US Navy's High-Resolution Radar Can See Individual Raindrops In a Storm
coondoggie writes "The U.S. Naval Research Laboratory (NRL) researchers said recently that a Navy very high-resolution Doppler radar can actually spot individual raindrops in a cloudburst, possibly paving the way for new weather monitoring applications that could better track or monitor weather and severe storms. According to an NRL release, the very high-resolution 'Mid-Course Radar' was used to retrieve information on the internal cloud flow and precipitation structure. The radar was previously used to track small debris shed from the NASA space shuttle missions during launch. 'Similar to the traces left behind on film by sub-atomic particles, researchers observed larger cloud particles leaving well-defined, nearly linear, radar reflectivity "streaks" which could be analyzed to infer their underlying properties,' NRL stated."
Detecting a stealth aircraft and being able to identify what you've detected as a stealth aircraft are two completely different animals.
I think that any "marble sized" object travelling near mach-1 would be suspicious
What it means is stealth is now meaningless technology, paying megabucks for a stealth fighter is simply throwing the tax payers money away. Once you can accurately track moisture in the atmosphere, then tracking ex-stealth aircraft is simply a matter of searching for and pinpointing areas of the sky not behaving like other areas of the sky. Specifically those areas of the sky which show a disturbance of where the aircraft has been, contrails http://en.wikipedia.org/wiki/Contrail and where the aircraft actually is shock and compression waves http://en.wikipedia.org/wiki/Shock_wave, even subsonic compression of the atmosphere by the passage of an aircraft substantially alters the amount of moisture in close proximity to the aircraft.
The US Navy might as well announce to the world, don't waste your money on the F35 or F22, what you want is a high durability aircraft. Stealth is utterly meaningless especially when the shape impacts durability and performance. Basically the only real defence is flying really low, as fast as possible and being the smallest target possible (cruise missile). Once you get above ground clutter, you'll announce your position, even if you stop and hover, your past passage will show up as well as your thrust plumes, jet or propeller.

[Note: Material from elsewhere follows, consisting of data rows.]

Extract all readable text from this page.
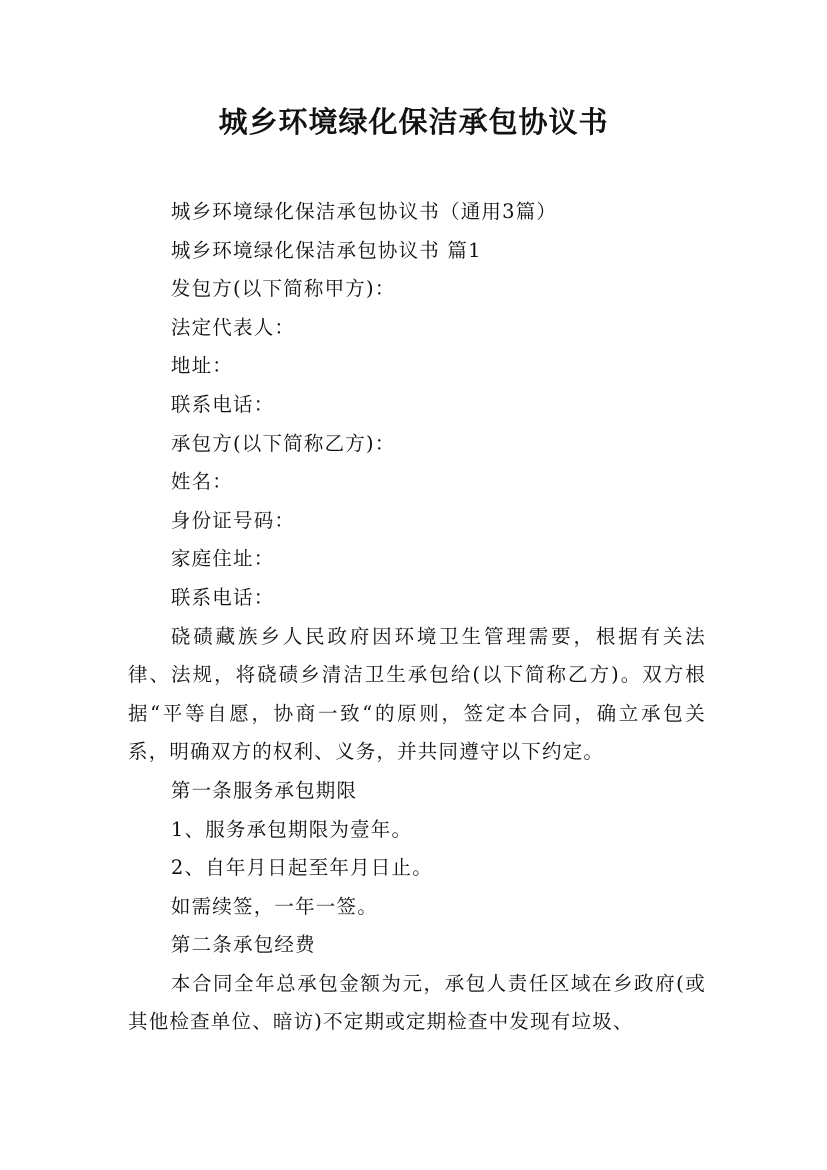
城乡环境绿化保洁承包协议书

城乡环境绿化保洁承包协议书（通用3篇）

城乡环境绿化保洁承包协议书 篇1

发包方(以下简称甲方)：

法定代表人：

地址：

联系电话：

承包方(以下简称乙方)：

姓名：

身份证号码：

家庭住址：

联系电话：

硗碛藏族乡人民政府因环境卫生管理需要，根据有关法律、法规，将硗碛乡清洁卫生承包给(以下简称乙方)。双方根据“平等自愿，协商一致“的原则，签定本合同，确立承包关系，明确双方的权利、义务，并共同遵守以下约定。

第一条服务承包期限

1、服务承包期限为壹年。

2、自年月日起至年月日止。

如需续签，一年一签。

第二条承包经费

本合同全年总承包金额为元，承包人责任区域在乡政府(或其他检查单位、暗访)不定期或定期检查中发现有垃圾、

No such thing as 'atmospheric' stealth no matter how advanced your technology unless of course you can jam or shut down the detection technology with even more 'advanced' technology (you can guess who I mean), the microchip being such an desirable target for at range energy fluctuations.
Chaos - everything, everywhere, everywhen
Unless you have a radar wavelength smaller than the size of a raindrop (\lambda 0.5 mm seems far-fetched), then you CANNOT SPOT INDIVIDUAL RAINDROPS. Furthermore, to achieve the kind of ANGULAR RESOLUTION required, would necessitate a HUGE-sized dish given that roughly speaking the diffracion limit is \Delta \theta ~ \frac{\lambda}{D}, where D = diameter of the dish. What the article says is that you can understand the size and distribution of MANY small raindrops in a cloud, which presumably before you could not. I am amazed how little basic physics /.-tters seem to know.